Seleccionaba meticulosamente a sus víctimas
de entre los clientes que asiduamente acudían a su restaurante a cenar,
atraídos por lo exótico y especial de la comida que “creaba”.
No tenía un patrón establecido sobre el tipo de víctima
que utilizaba para elaborar sus exitosos platos: los observaba desde la cocina
con mucha atención hasta que se producía la magia. Sencillamente, sucedía algo
en esa persona mientras cenaba que hacía que el magnífico chef Aguirre se
enamorase perdidamente del cliente. Podía ser un gesto, una forma de adornar su
pelo, una mirada o cómo se retocase el nudo de la corbata. Daba igual su sexo,
raza o condición social, iba a por él sin escrúpulos.
Pero esto no era lo mejor. Lo mejor de todo era
que el chef había comenzado a utilizar la carne humana en sus comidas
por puro azar, cuando Carol, su pinche, perdió un dedo en la máquina de hacer
masa. Ella, desde entonces, lo seguía buscando. Él jamás confesó que lo encontró
y lo añadió a la mezcla por pura pereza de volver a empezar, un sencillo gesto
que hizo que su fama, desde aquellos panes infectados, fuera en
aumento. Era el rey y nadie le desbancaría de su trono jamás.
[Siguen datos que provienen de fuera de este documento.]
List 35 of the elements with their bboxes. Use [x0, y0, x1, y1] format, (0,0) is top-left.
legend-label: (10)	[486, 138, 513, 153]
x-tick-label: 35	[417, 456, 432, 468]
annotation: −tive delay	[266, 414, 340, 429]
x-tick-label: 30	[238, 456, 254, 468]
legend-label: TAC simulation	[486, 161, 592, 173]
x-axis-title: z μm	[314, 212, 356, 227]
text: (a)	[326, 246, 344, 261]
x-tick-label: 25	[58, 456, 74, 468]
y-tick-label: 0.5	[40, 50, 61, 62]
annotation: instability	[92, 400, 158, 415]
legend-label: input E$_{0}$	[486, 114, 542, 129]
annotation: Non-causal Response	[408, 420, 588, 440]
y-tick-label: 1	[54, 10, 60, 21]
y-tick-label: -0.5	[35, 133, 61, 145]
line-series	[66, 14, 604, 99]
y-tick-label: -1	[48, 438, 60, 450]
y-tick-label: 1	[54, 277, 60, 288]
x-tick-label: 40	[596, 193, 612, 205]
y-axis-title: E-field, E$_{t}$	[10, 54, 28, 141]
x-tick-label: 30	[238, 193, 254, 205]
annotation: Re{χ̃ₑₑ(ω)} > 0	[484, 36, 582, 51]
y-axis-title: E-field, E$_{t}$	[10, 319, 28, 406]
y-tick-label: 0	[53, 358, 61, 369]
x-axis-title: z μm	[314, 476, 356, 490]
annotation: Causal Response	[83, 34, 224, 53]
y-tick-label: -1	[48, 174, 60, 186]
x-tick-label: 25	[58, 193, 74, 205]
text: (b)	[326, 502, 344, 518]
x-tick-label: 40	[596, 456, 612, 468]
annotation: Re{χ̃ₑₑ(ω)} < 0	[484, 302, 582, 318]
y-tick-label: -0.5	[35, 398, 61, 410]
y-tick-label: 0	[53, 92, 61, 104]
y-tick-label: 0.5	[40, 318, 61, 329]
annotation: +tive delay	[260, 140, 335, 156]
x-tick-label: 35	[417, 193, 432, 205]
Decían que su plato estrella era el salmorejo, traído
desde las lejanas tierras andaluzas que le vieron crecer. Pero, como para todo
desde el incidente con el dedo de aquella chica,
el ingrediente secreto no dejaba de ser un poco de sangre humana
rebajada con el zumo de los mejores tomates de la región. “Exquisito”, casi
gemían los comensales al probarlo. Pero, como todo ser humano, él siempre
quería más y, por ello, su nuevo reto consistió en hacer un pastel gigante, el
más grande jamás horneado.
Fue así como comenzó a cazar clientes al por mayor a
los que descuartizaba meticulosamente en el garaje de su casa. Ningún vecino se
había quejado jamás… La
mayoría de ellos eran clientes asiduos.